拳が着弾した所が罅割れ、小さなクレーターができる。舗装済みのアスファルトの道路でだ。
「バケモンはバケモンだな…!」
「やっぱりお前は異常。個性を使ってる素振りも無いのに俺と戦ってる。おかしい。これならヒーローの方が弱かった」
「生憎と無個性なもんで」
軽口もそこそこにマンホールに鉄パイプを突き刺し、浮かせる。しっかりと持って、投げる!
「おらぁ!」
投げたマンホールは我ながら綺麗な弾道?でバケモンの足元に向かっていく。
マンホールを掴もうと体勢を下に下ろしたバケモン。
そのドタマに鉄パイプを振り下ろそうとしたが、バケモンは急に頭を上げ、俺の腕ごと鉄パイプを掴んで止めた。

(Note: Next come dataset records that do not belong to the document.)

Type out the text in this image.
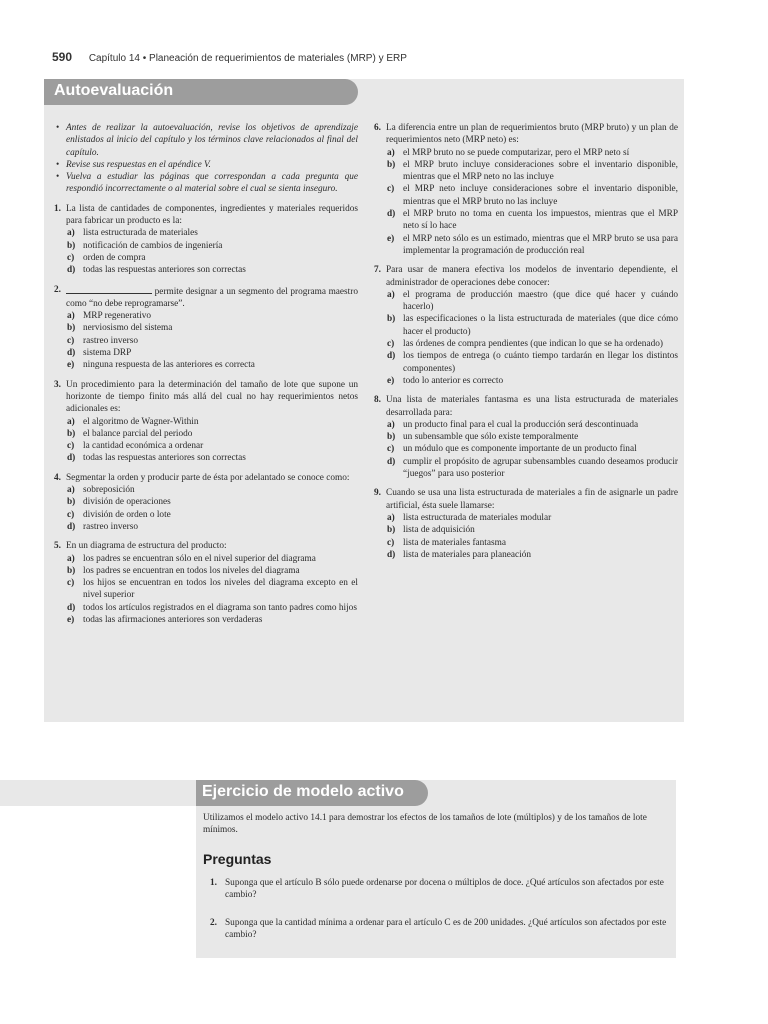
590 Capítulo 14 • Planeación de requerimientos de materiales (MRP) y ERP
Autoevaluación
• Antes de realizar la autoevaluación, revise los objetivos de aprendizaje enlistados al inicio del capítulo y los términos clave relacionados al final del capítulo.
• Revise sus respuestas en el apéndice V.
• Vuelva a estudiar las páginas que correspondan a cada pregunta que respondió incorrectamente o al material sobre el cual se sienta inseguro.
1. La lista de cantidades de componentes, ingredientes y materiales requeridos para fabricar un producto es la:
a) lista estructurada de materiales
b) notificación de cambios de ingeniería
c) orden de compra
d) todas las respuestas anteriores son correctas
2.	permite designar a un segmento del programa maestro como “no debe reprogramarse”.
a) MRP regenerativo
b) nerviosismo del sistema
c) rastreo inverso
d) sistema DRP
e) ninguna respuesta de las anteriores es correcta
3. Un procedimiento para la determinación del tamaño de lote que supone un horizonte de tiempo finito más allá del cual no hay requerimientos netos adicionales es:
a) el algoritmo de Wagner-Within
b) el balance parcial del periodo
c) la cantidad económica a ordenar
d) todas las respuestas anteriores son correctas
4. Segmentar la orden y producir parte de ésta por adelantado se conoce como:
a) sobreposición
b) división de operaciones
c) división de orden o lote
d) rastreo inverso
5. En un diagrama de estructura del producto:
a) los padres se encuentran sólo en el nivel superior del diagrama
b) los padres se encuentran en todos los niveles del diagrama
c) los hijos se encuentran en todos los niveles del diagrama excepto en el nivel superior
d) todos los artículos registrados en el diagrama son tanto padres como hijos
e) todas las afirmaciones anteriores son verdaderas
6. La diferencia entre un plan de requerimientos bruto (MRP bruto) y un plan de requerimientos neto (MRP neto) es:
a) el MRP bruto no se puede computarizar, pero el MRP neto sí
b) el MRP bruto incluye consideraciones sobre el inventario disponible, mientras que el MRP neto no las incluye
c) el MRP neto incluye consideraciones sobre el inventario disponible, mientras que el MRP bruto no las incluye
d) el MRP bruto no toma en cuenta los impuestos, mientras que el MRP neto sí lo hace
e) el MRP neto sólo es un estimado, mientras que el MRP bruto se usa para implementar la programación de producción real
7. Para usar de manera efectiva los modelos de inventario dependiente, el administrador de operaciones debe conocer:
a) el programa de producción maestro (que dice qué hacer y cuándo hacerlo)
b) las especificaciones o la lista estructurada de materiales (que dice cómo hacer el producto)
c) las órdenes de compra pendientes (que indican lo que se ha ordenado)
d) los tiempos de entrega (o cuánto tiempo tardarán en llegar los distintos componentes)
e) todo lo anterior es correcto
8. Una lista de materiales fantasma es una lista estructurada de materiales desarrollada para:
a) un producto final para el cual la producción será descontinuada
b) un subensamble que sólo existe temporalmente
c) un módulo que es componente importante de un producto final
d) cumplir el propósito de agrupar subensambles cuando deseamos producir “juegos” para uso posterior
9. Cuando se usa una lista estructurada de materiales a fin de asignarle un padre artificial, ésta suele llamarse:
a) lista estructurada de materiales modular
b) lista de adquisición
c) lista de materiales fantasma
d) lista de materiales para planeación
Ejercicio de modelo activo
Utilizamos el modelo activo 14.1 para demostrar los efectos de los tamaños de lote (múltiplos) y de los tamaños de lote mínimos.
Preguntas
1. Suponga que el artículo B sólo puede ordenarse por docena o múltiplos de doce. ¿Qué artículos son afectados por este cambio?
2. Suponga que la cantidad mínima a ordenar para el artículo C es de 200 unidades. ¿Qué artículos son afectados por este cambio?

知らずの内に動きが鈍ったんだろう。
「やっべ、振り下ろすの遅かった」
丁度俺が言い終わると同時にバケモンの拳が俺の土手っ腹に着弾した。視界がめちゃくちゃにシェイクされるみたいに歪む。多分今俺は吹き飛ばされてるんだろう。
アスファルトを破砕する程の威力の拳。これを貰ったら助からないってのは馬鹿でも分かる話だ。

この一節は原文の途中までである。